À primeira revolta dela, deve ter se somado uma segunda, porque há poucas coisas mais revoltantes do que ver nossa indignação transformada em peça de piada. Ainda mais agora, com o poder viral de amplificação que a Internet tem.
De qualquer forma, se alguém da prefeitura de Ilhéus tiver o mínimo senso de responsabilidade pública que se espera de uma autoridade municipal, a divulgação da reivindicação dela, ainda que feita com uma intenção de escárnio e ridicularização, talvez tenha pelo menos a contrapartida benéfica de trazer para o bairro em que a mãe dela mora alguma melhoria.
Para quem tem gagueira, e aí estão incluídas cerca de 1,8 milhão de pessoas só no Brasil (entre crianças, adolescentes e adultos), o que é mais doloroso na forma geralmente escarnecedora como o problema é trazido a público não é exatamente o humor, que é algo já quase inerente à condição (chega até a ser um consolo pensar que é possível fazer as pessoas rirem com algo que frequentemente nos faz chorar).
O que mais dói mesmo é ver que, depois da graça, depois do riso, depois do gracejo, depois da ridicularização, não há mais nada. É só isso. Depois da humilhação, não se segue nenhum esclarecimento, nenhuma orientação, nenhuma solidariedade, nenhum número para procurar ajuda, nenhum site, nada que possa aliviar na gente o desespero e o fardo de carregar todo esse estigma.
Acho que a sociedade precisa aprender a ser mais solidária com as pessoas que gaguejam.
Pior do que ser vítima de chacotas é ser vítima da indiferença.
Abs.
Parabenizo você, Paulo, pela forma educativa como abordou o assunto.
Eu também gaguejo, sou militante da causa e sei perfeitamente como deve ter sido difícil à Solange se expressar; ela realmente é uma mulher poderosa, e um grande exemplo, não apenas para nós que gaguejamos, mas também para todos os que se calam por medo do preconceito alheio, qualquer que seja ele.
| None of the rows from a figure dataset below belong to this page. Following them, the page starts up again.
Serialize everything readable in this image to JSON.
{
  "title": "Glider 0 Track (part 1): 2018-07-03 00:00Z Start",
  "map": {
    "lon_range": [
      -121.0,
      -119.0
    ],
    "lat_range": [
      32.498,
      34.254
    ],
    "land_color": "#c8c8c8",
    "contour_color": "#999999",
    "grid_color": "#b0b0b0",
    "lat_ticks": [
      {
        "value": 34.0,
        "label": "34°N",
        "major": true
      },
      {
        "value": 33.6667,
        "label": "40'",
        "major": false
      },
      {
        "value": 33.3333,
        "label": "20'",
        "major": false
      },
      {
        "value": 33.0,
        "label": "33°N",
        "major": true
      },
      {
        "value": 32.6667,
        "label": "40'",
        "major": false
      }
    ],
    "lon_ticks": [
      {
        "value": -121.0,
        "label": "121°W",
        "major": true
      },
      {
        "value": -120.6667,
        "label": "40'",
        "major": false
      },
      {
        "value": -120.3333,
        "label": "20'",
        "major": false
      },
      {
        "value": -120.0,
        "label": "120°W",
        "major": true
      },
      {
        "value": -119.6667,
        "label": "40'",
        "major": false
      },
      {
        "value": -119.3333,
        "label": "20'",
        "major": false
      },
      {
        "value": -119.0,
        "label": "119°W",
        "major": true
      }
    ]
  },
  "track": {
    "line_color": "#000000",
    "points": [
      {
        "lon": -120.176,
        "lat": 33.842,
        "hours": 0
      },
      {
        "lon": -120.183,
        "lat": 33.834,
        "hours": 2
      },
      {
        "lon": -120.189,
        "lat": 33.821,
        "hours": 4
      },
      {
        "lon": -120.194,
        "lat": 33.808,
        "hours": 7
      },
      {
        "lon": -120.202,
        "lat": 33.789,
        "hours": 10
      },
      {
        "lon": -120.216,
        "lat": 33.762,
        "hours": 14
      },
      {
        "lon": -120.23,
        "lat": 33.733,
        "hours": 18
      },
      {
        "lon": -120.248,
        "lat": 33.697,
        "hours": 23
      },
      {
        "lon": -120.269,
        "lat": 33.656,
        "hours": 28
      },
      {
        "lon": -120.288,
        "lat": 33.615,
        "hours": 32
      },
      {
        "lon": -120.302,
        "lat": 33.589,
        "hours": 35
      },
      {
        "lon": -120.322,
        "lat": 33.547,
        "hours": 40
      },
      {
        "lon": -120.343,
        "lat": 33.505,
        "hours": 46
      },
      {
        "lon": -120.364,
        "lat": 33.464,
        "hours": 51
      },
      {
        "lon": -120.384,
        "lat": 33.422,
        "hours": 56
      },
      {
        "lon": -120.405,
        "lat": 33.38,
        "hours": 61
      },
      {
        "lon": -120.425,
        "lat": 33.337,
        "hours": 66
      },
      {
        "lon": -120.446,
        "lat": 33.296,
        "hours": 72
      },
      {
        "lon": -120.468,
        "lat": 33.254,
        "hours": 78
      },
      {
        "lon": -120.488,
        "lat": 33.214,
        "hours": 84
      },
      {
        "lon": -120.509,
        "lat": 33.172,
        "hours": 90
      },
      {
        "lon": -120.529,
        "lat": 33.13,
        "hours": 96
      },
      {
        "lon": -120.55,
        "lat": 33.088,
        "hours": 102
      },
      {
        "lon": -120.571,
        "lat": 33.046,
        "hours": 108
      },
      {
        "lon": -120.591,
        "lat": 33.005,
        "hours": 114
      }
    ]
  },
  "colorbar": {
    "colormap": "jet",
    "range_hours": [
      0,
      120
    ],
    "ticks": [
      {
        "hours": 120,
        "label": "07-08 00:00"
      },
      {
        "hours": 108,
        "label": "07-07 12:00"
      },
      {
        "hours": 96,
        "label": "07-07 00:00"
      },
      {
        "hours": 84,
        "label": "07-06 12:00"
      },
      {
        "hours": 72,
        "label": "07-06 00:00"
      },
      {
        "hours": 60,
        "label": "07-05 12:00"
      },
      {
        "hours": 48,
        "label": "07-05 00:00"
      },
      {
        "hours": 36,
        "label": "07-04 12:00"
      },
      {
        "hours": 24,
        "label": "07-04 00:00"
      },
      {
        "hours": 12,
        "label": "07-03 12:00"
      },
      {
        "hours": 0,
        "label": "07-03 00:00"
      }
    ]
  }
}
Além disso, você há de convir que muita gente que pensa falar muito bem não teria a metade da coragem e do conhecimento de causa da nossa companheira...
Tenha a certeza de que, com seu post, você nos ajudou a construir na mente das pessoas uma abertura para a aceitação do outro, independente das diferenças que ele possa apresentar em relação a padrões sociais que, de fato, mesmo, não querem dizer absolutamente nada.
Mais uma vez obrigada,
Prof. Dr. Ana Flávia L. M. Gerhardt - Universidade Federal do Rio de Janeiro
Para as mulheres, tudo é mais difícil, como todos sabem (ou deveriam saber).
Por isso mesmo, para Solange, as dificuldades são dramáticas.
Mas ela não se recolhe e vai à luta e se faz ouvir, mesmo com suas limitações.
Solange é um exemplo para gagos e não-gagos.
Esta mulher tem de ser admirada, e não ser motivo de chacotas.
Abraço.
Paulo
Q venham os turistas conhecer a nossa linda cidade, e obrigado a Solange, a "gaguinha" mais querida de Ilhéus!!!!!